The Openreach report lays clear the company's intention to rapidly expand their FTTP broadband network, saying they are 'firmly on track' to deliver their strategy, and making investment to 'sustain network leadership'.

Indeed, Openreach are now facing fierce competition from Virgin Media, as well as a range of other independent full fibre networks such as CityFibre and Hyperoptic.

While the Openreach FTTP build has now passed 8.8 million premises, with a further 6 million underway, Virgin Media are still a long way ahead, recently confirming their footprint of 16 million premises.

Yet, Openreach are builder quicker, connecting 331,000 premises in their second quarter, compared to 115,000 premises connected by Virgin Media over a similar period.

And Openreach may well overtake Virgin Media at some point, with their ambitious target to reach 25 million premises by 2026, exceeds the £4.5 billion investment plan for Virgin Media to connect a total of 23 million premises in the same timeframe.

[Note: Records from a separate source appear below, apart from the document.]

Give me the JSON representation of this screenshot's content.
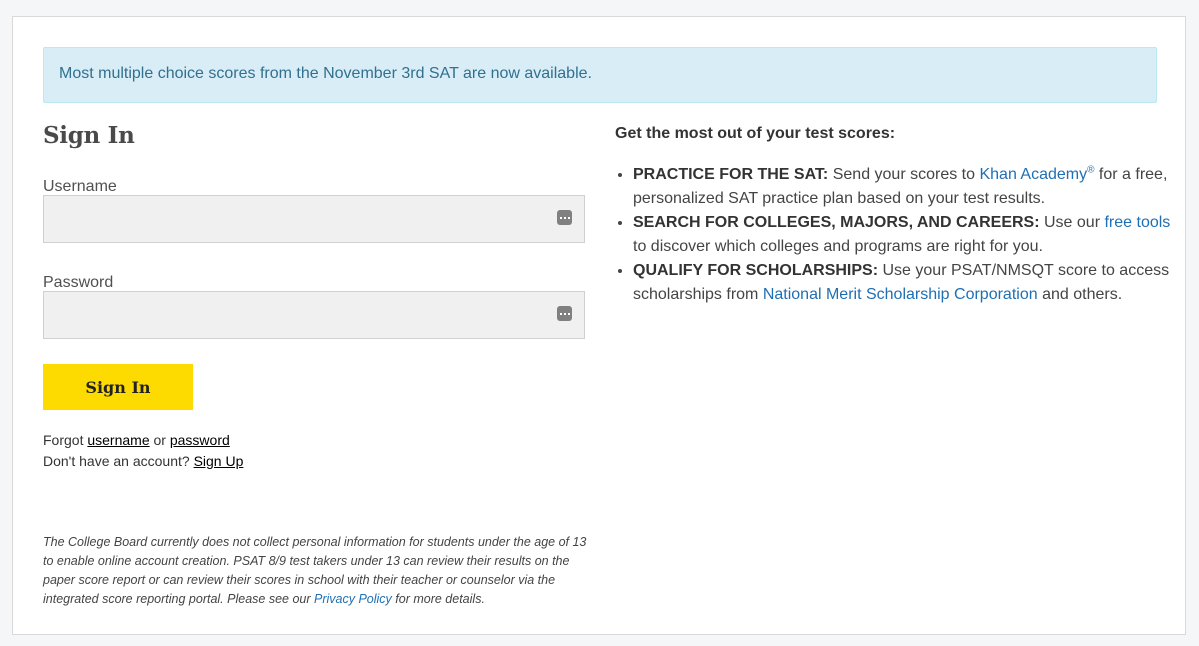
{
  "alert": {
    "text": "Most multiple choice scores from the November 3rd SAT are now available."
  },
  "signin": {
    "title": "Sign In",
    "username_label": "Username",
    "username_value": "",
    "password_label": "Password",
    "password_value": "",
    "button_label": "Sign In",
    "forgot_prefix": "Forgot",
    "forgot_username": "username",
    "forgot_or": "or",
    "forgot_password": "password",
    "no_account": "Don't have an account?",
    "signup_link": "Sign Up"
  },
  "disclaimer": {
    "text": "The College Board currently does not collect personal information for students under the age of 13 to enable online account creation. PSAT 8/9 test takers under 13 can review their results on the paper score report or can review their scores in school with their teacher or counselor via the integrated score reporting portal. Please see our",
    "link": "Privacy Policy",
    "suffix": "for more details."
  },
  "benefits": {
    "title": "Get the most out of your test scores:",
    "items": [
      {
        "heading": "PRACTICE FOR THE SAT:",
        "before": "Send your scores to",
        "link": "Khan Academy",
        "sup": "®",
        "after": "for a free, personalized SAT practice plan based on your test results."
      },
      {
        "heading": "SEARCH FOR COLLEGES, MAJORS, AND CAREERS:",
        "before": "Use our",
        "link": "free tools",
        "after": "to discover which colleges and programs are right for you."
      },
      {
        "heading": "QUALIFY FOR SCHOLARSHIPS:",
        "before": "Use your PSAT/NMSQT score to access scholarships from",
        "link": "National Merit Scholarship Corporation",
        "after": "and others."
      }
    ]
  },
  "colors": {
    "alert_bg": "#d9edf7",
    "alert_text": "#31708f",
    "button_bg": "#fedb00",
    "link": "#1f6fb4"
  },
  "icons": {
    "field_icon": "keyboard-dots-icon"
  }
}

While the networks will undoubtedly overlap, it could well be that Openreach lay more fibre cable in rural areas that Virgin Media may choose to overlook. So far, Openreach say they've passed 2.8 million rural premises with their FTTP broadband.

Full fibre take-up

Despite rapid network growth, take-up is still lagging behind, with just 27% of full fibre enabled households taking a full fibre broadband package from either BT or an Openreach reseller.

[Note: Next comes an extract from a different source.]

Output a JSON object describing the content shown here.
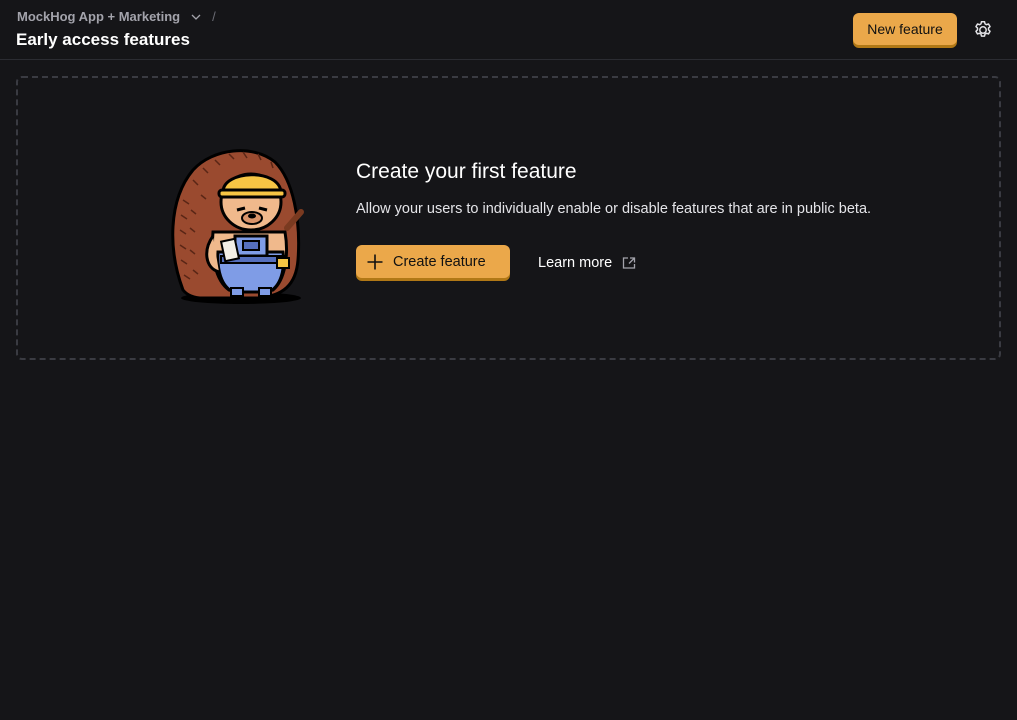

These take-up figures echo Ofcom's Connected Nations report, last published in full in December 2021, which estimated around 24% of customers who had access to ultrafast broadband had subscribed to it, in comparison to a 69% take-up rate of superfast broadband.

Openreach's half year report showed the company was adding around 25,000 customers to full fibre products each week, with a total of 1.4 million consumer FTTP connections, an increase of 50% year-on-year.

Yet, despite these take-up figures, Openreach also announced they needed to make an additional £5 billion of cost savings by the end of their 2025 financial year.

Wholesale repricing

The Openreach report also confirmed they would be reviewing wholesale pricing to accelerate the migration to FTTP.

Equinox 2 is likely to see reductions in wholesale network access for resellers, along with a decrease in the revenue share Openreach receives per customers, and also a reduction in the amount charged for moving customers from copper to fibre lines.

The new wholesale pricing is likely to be announced in December, with a planned implementation of April 2023, if it receives regulatory approval from Ofcom.

In addition to this, BT Group are also suggested to be looking at offering EE mobile services on a wholesale basis, with the idea that full fibre broadband providers can bundle EE mobile SIMs with their data-only full fibre lines.

Consumer cost

Despite potential price reductions through broadband providers reselling BT wholesale however, cost savings from BT Group are likely to involve increasing the prices they charge both on the BT Retail consumer side, and on the Openreach wholesale side, forcing resellers to also increase their prices.

Last year, we saw record broadband price rises of around 9.3% due to high levels of inflation, which prompted calls amongst consumer groups for Ofcom to ban mid-contract price rises, while a few providers still offer fixed deals.

Yet, it looks highly likely Openreach, among others, will be going ahead with their CPI + 3.9% price rises again in 2023, and with inflation currently at 9.9%, bills could see large hikes.